Gary K. Wolfe reviews Graham Joyce
Back in June I noted how, derived from an incident in his childhood, Neil Gaiman’s The Ocean at the End of the Lane is the most personal of his novels, and something similar might be said of Graham Joyce’s The Year of the Ladybird, derived from an episode during his college years of working at a fading seaside resort. Of course, Joyce has drawn on autobiographical material before – his colorful aunts supposedly provided the models for some of the main characters in The Facts of Life – though usually transforming the material with a good deal more material fantasy than is evident in the current novel, where it’s largely confined to a medium who may not be as fake as she seems and two ghostly figures who haunt the narrator. The real meaning of those figures turns out to be a several shades darker than we might first suspect from a novel whose initial tone is that of a sunny coming-of-age romantic comedy. A couple of elements that may seem fantastical, such as the record-smashing heat wave and the locust-like plague of millions of ladybirds, turn out to be well-documented actual events from the summer of 1976, when the novel takes place. As is often the case with Joyce, we come to realize that some events which seem fantastical aren’t, and some events which seem real turn out fantastical.

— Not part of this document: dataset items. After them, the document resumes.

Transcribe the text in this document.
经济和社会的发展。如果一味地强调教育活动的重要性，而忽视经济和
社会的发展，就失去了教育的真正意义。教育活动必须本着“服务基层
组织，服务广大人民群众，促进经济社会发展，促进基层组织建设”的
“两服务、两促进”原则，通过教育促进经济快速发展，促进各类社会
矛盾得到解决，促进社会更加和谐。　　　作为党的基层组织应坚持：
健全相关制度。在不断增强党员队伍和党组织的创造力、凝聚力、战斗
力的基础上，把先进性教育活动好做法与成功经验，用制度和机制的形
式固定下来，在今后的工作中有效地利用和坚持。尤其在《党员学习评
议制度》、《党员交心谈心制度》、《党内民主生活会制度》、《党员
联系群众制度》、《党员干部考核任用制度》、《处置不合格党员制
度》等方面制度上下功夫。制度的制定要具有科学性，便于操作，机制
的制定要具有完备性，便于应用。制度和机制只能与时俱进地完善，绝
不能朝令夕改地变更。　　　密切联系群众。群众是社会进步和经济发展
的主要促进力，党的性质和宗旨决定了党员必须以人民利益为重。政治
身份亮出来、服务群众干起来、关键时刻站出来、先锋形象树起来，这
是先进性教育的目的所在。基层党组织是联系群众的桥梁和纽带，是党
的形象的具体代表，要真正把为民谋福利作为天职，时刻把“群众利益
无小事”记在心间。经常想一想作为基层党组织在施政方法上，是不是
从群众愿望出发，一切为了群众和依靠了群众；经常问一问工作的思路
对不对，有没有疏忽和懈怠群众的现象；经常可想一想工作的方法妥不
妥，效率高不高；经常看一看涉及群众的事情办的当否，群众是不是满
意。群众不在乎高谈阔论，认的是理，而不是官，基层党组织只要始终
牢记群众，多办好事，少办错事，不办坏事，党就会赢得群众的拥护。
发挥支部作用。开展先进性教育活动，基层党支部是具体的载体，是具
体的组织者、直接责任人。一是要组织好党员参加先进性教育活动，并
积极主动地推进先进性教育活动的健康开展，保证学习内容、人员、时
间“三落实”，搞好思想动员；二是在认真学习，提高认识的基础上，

But there’s another, somewhat less personal kind of history at work in several of Joyce’s recent novels, and it has to do with the last few decades of social and cultural shifts in England. The Facts of Life began in postwar Coventry, when wartime ghosts could still come knocking at your door and the culture was largely one of rebuilding. By The Limits of Enchantment, we had moved into the 1960s, when everything from National Health regulations to hippies, Carnaby Street, and the Beatles had begun to affect the lives of remote Midlands villagers. Now we find ourselves in 1976 in the remote summer-vacation village of Skegness, which is already suffering a decline because of the rise of cheap air travel to the continent and showing strains between the more tradition-minded parents and the kids losing patience with the corny games and vaudeville-style theatricals. The narrator, David Barwise, taking a summer job here between terms studying English literature at university, befriends a gorgeous and talented singer working as a cleaning lady, whose surly, seething husband seems to take a liking to David. He invites him along to what turns out to be a meeting of a local chapter of the National Front, the scary right-wing racist movement that actually gained some limited traction in the 1970s. Rather abruptly, the novel takes on a more ominous tone, and even the piles of ladybirds begin to seem more apocalyptic and less a comedic diversion.

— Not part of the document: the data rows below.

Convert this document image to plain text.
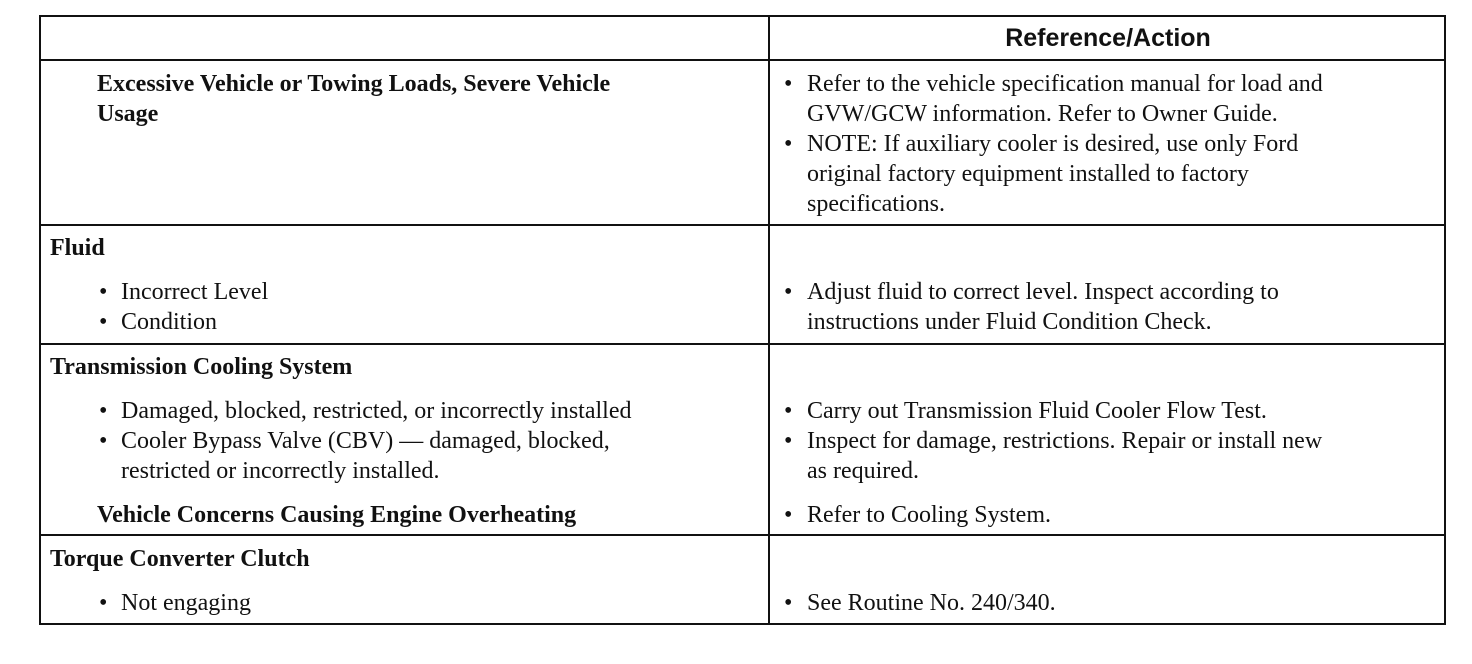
Reference/Action
Excessive Vehicle or Towing Loads, Severe Vehicle
Usage
• Refer to the vehicle specification manual for load and
GVW/GCW information. Refer to Owner Guide.
• NOTE: If auxiliary cooler is desired, use only Ford
original factory equipment installed to factory
specifications.
Fluid
• Incorrect Level
• Condition
• Adjust fluid to correct level. Inspect according to
instructions under Fluid Condition Check.
Transmission Cooling System
• Damaged, blocked, restricted, or incorrectly installed
• Cooler Bypass Valve (CBV) — damaged, blocked,
restricted or incorrectly installed.
• Carry out Transmission Fluid Cooler Flow Test.
• Inspect for damage, restrictions. Repair or install new
as required.
Vehicle Concerns Causing Engine Overheating	• Refer to Cooling System.
Torque Converter Clutch
• Not engaging	• See Routine No. 240/340.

This carefully modulated shift in tone, along with Joyce’s characteristically shapely prose, is what finally makes the novel work and belies its surface sheen as a light, nostalgic break from the ruminative poetics of Some Kind of Fairy Tale. David isn’t taking this summer job on a lark, or even simply to avoid the summer work proffered by his resented stepfather Ken. He carries with him a faded photo of his long-dead biological father – the only one he has been able to find – with ‘‘Skegness’’ scrawled on the back, and he hopes to find some sense of what really happened to his dad. Though he is initially distracted by the colorfully shabby cast of characters he meets – the cigar-wielding entertainment director Pinky, the sexy dancer Nikki, the magician Tony who bills himself as Abdul-Shazam, the fake fortune-teller Madame Rosa, the other ‘‘greencoats’’ who wrangle the tourist activities, and of course the violent racist Colin and his abused wife Terri – and by a couple of romantic entanglements, David eventually learns more than he really wants to know. Caught between a dark secret in his own past and his unpredictable future after college, David is a likeable and decent figure who also seems appropriate for an England during an uncomfortable period of transition. While he may not carry the mythic resonance of a liminal figure like Tara in Some Kind of Fairytale, he doesn’t need to and probably shouldn’t: what fantasy there is here is far more personal. What begins with the nostalgic glow of a hot 1970s summer ends up grounded by the shadows of real history, and, shapely and magical as the novel is, it’s not really in the end a fantasy, at least in the sense of Some Kind of Fairy Tale. Does that matter?